Христианский Дидаскалион (греч. διδασκαλεῖον училище) явился антиподом гностических и неоплатонических школ. От александрийской науки он унаследовал тривиум, квадривиум и эклектический метод философствования, однако наполнил его новым содержанием, в качестве критерия истины положив сокровенный смысл Священного Писания. Обнаружение этого смысла стало здесь главной проблемой, причем не столько научной, сколько духовной и жизненной.

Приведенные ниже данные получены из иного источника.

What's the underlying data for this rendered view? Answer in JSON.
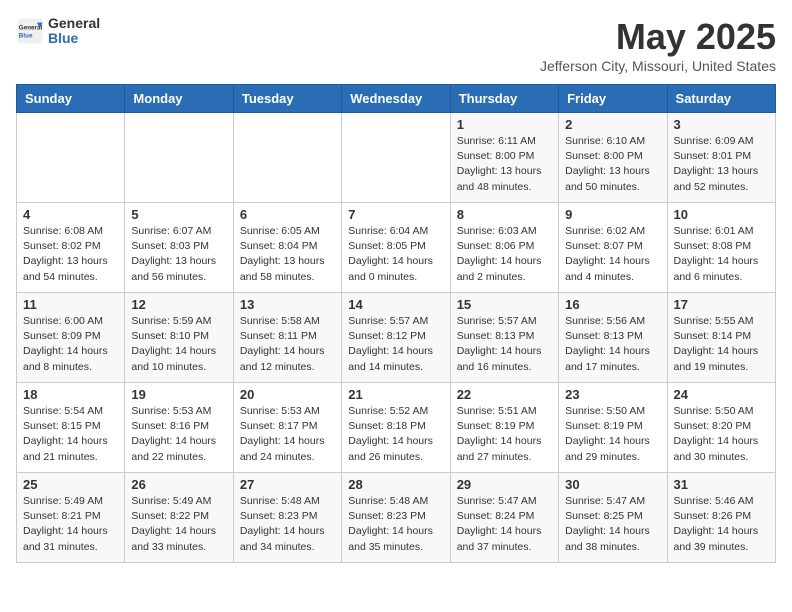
{
  "header": {
    "logo_general": "General",
    "logo_blue": "Blue",
    "title": "May 2025",
    "subtitle": "Jefferson City, Missouri, United States"
  },
  "weekdays": [
    "Sunday",
    "Monday",
    "Tuesday",
    "Wednesday",
    "Thursday",
    "Friday",
    "Saturday"
  ],
  "weeks": [
    [
      {
        "day": "",
        "info": ""
      },
      {
        "day": "",
        "info": ""
      },
      {
        "day": "",
        "info": ""
      },
      {
        "day": "",
        "info": ""
      },
      {
        "day": "1",
        "info": "Sunrise: 6:11 AM\nSunset: 8:00 PM\nDaylight: 13 hours\nand 48 minutes."
      },
      {
        "day": "2",
        "info": "Sunrise: 6:10 AM\nSunset: 8:00 PM\nDaylight: 13 hours\nand 50 minutes."
      },
      {
        "day": "3",
        "info": "Sunrise: 6:09 AM\nSunset: 8:01 PM\nDaylight: 13 hours\nand 52 minutes."
      }
    ],
    [
      {
        "day": "4",
        "info": "Sunrise: 6:08 AM\nSunset: 8:02 PM\nDaylight: 13 hours\nand 54 minutes."
      },
      {
        "day": "5",
        "info": "Sunrise: 6:07 AM\nSunset: 8:03 PM\nDaylight: 13 hours\nand 56 minutes."
      },
      {
        "day": "6",
        "info": "Sunrise: 6:05 AM\nSunset: 8:04 PM\nDaylight: 13 hours\nand 58 minutes."
      },
      {
        "day": "7",
        "info": "Sunrise: 6:04 AM\nSunset: 8:05 PM\nDaylight: 14 hours\nand 0 minutes."
      },
      {
        "day": "8",
        "info": "Sunrise: 6:03 AM\nSunset: 8:06 PM\nDaylight: 14 hours\nand 2 minutes."
      },
      {
        "day": "9",
        "info": "Sunrise: 6:02 AM\nSunset: 8:07 PM\nDaylight: 14 hours\nand 4 minutes."
      },
      {
        "day": "10",
        "info": "Sunrise: 6:01 AM\nSunset: 8:08 PM\nDaylight: 14 hours\nand 6 minutes."
      }
    ],
    [
      {
        "day": "11",
        "info": "Sunrise: 6:00 AM\nSunset: 8:09 PM\nDaylight: 14 hours\nand 8 minutes."
      },
      {
        "day": "12",
        "info": "Sunrise: 5:59 AM\nSunset: 8:10 PM\nDaylight: 14 hours\nand 10 minutes."
      },
      {
        "day": "13",
        "info": "Sunrise: 5:58 AM\nSunset: 8:11 PM\nDaylight: 14 hours\nand 12 minutes."
      },
      {
        "day": "14",
        "info": "Sunrise: 5:57 AM\nSunset: 8:12 PM\nDaylight: 14 hours\nand 14 minutes."
      },
      {
        "day": "15",
        "info": "Sunrise: 5:57 AM\nSunset: 8:13 PM\nDaylight: 14 hours\nand 16 minutes."
      },
      {
        "day": "16",
        "info": "Sunrise: 5:56 AM\nSunset: 8:13 PM\nDaylight: 14 hours\nand 17 minutes."
      },
      {
        "day": "17",
        "info": "Sunrise: 5:55 AM\nSunset: 8:14 PM\nDaylight: 14 hours\nand 19 minutes."
      }
    ],
    [
      {
        "day": "18",
        "info": "Sunrise: 5:54 AM\nSunset: 8:15 PM\nDaylight: 14 hours\nand 21 minutes."
      },
      {
        "day": "19",
        "info": "Sunrise: 5:53 AM\nSunset: 8:16 PM\nDaylight: 14 hours\nand 22 minutes."
      },
      {
        "day": "20",
        "info": "Sunrise: 5:53 AM\nSunset: 8:17 PM\nDaylight: 14 hours\nand 24 minutes."
      },
      {
        "day": "21",
        "info": "Sunrise: 5:52 AM\nSunset: 8:18 PM\nDaylight: 14 hours\nand 26 minutes."
      },
      {
        "day": "22",
        "info": "Sunrise: 5:51 AM\nSunset: 8:19 PM\nDaylight: 14 hours\nand 27 minutes."
      },
      {
        "day": "23",
        "info": "Sunrise: 5:50 AM\nSunset: 8:19 PM\nDaylight: 14 hours\nand 29 minutes."
      },
      {
        "day": "24",
        "info": "Sunrise: 5:50 AM\nSunset: 8:20 PM\nDaylight: 14 hours\nand 30 minutes."
      }
    ],
    [
      {
        "day": "25",
        "info": "Sunrise: 5:49 AM\nSunset: 8:21 PM\nDaylight: 14 hours\nand 31 minutes."
      },
      {
        "day": "26",
        "info": "Sunrise: 5:49 AM\nSunset: 8:22 PM\nDaylight: 14 hours\nand 33 minutes."
      },
      {
        "day": "27",
        "info": "Sunrise: 5:48 AM\nSunset: 8:23 PM\nDaylight: 14 hours\nand 34 minutes."
      },
      {
        "day": "28",
        "info": "Sunrise: 5:48 AM\nSunset: 8:23 PM\nDaylight: 14 hours\nand 35 minutes."
      },
      {
        "day": "29",
        "info": "Sunrise: 5:47 AM\nSunset: 8:24 PM\nDaylight: 14 hours\nand 37 minutes."
      },
      {
        "day": "30",
        "info": "Sunrise: 5:47 AM\nSunset: 8:25 PM\nDaylight: 14 hours\nand 38 minutes."
      },
      {
        "day": "31",
        "info": "Sunrise: 5:46 AM\nSunset: 8:26 PM\nDaylight: 14 hours\nand 39 minutes."
      }
    ]
  ]
}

На этом подробнее мы остановимся в следующих лекциях.

Вопросы к семинарским занятиям

• Охарактеризуйте Александрийскую эпоху как период в истории мировой культуры.

• Каковы были предпосылки расцвета образованности в Александрии?

• Какой смысл вкладывается исследователями в понятие «культурная ревизия» применительно к эллинизму?

• Назовите имена философов, действовавших в Александрии с III в. до Р. Х. по II в. по Р. Х. К каким школам они принадлежали?

• Объясните причины сравнительной непопулярности платонизма в Александрии. При каких обстоятельствах это направление стало усиливаться?

• Расскажите о роли неопифагорейства в становлении александрийской интеллектуальной культуры.

Темы докладов и творческих работ

1. Александрийский Мусейон: организация и структура.

2. Историческое значение «Великой библиотеки» в Александрии Египетской.

3. Средний платонизм: его место в развитии античной философии.

4. Александрийская филология и поэзия в структуре мировоззрения эпохи эллинизма.

5. Философские школы древней Александрии.

6. Александрийский скептицизм.

7. Плотин как ученик Аммония Саккаса.

Лекция 2. Религиозность как фактор своеобразия александрийской интеллектуальной традиции

Веротерпимость александрийского язычества, на которую обращают внимание исследователи, конституировалась всем строем александрийской культуры. Оно уже не было язычеством национальным, даже в том смысле, в каком сохраняла свой национализм государственная религия римлян. Призванное служить освящением династическому культу Лагидов и сочетая прежде всего элементы религии эллинской и египетской, александрийское язычество было либерально практически к любым формам религиозности, способным к синкретистской диффузии.

Естественную почву для развития местных форм синкретизма представляла религия Древнего Египта, которая, после персидских вторжений 525 и 343 гг. до Р. Х., превратилась в религию покоренного народа, но не утратила самобытного своего значения. Об этом говорит и тот факт, что Александр Македонский, завоевавший страну в 321 г. до Р. Х., был провозглашен фараоном (сыном Гора) и завещал похоронить себя в Александрии по египетскому обряду. Позднее именно «взаимопроникновение египетских и греческих погребальных обрядов» обусловило популярность автохтонной религиозности среди гетерогенного населения Александрии17. Храмы местных богов сохраняли свои обширные землевладения как в греческий, так и в римский периоды.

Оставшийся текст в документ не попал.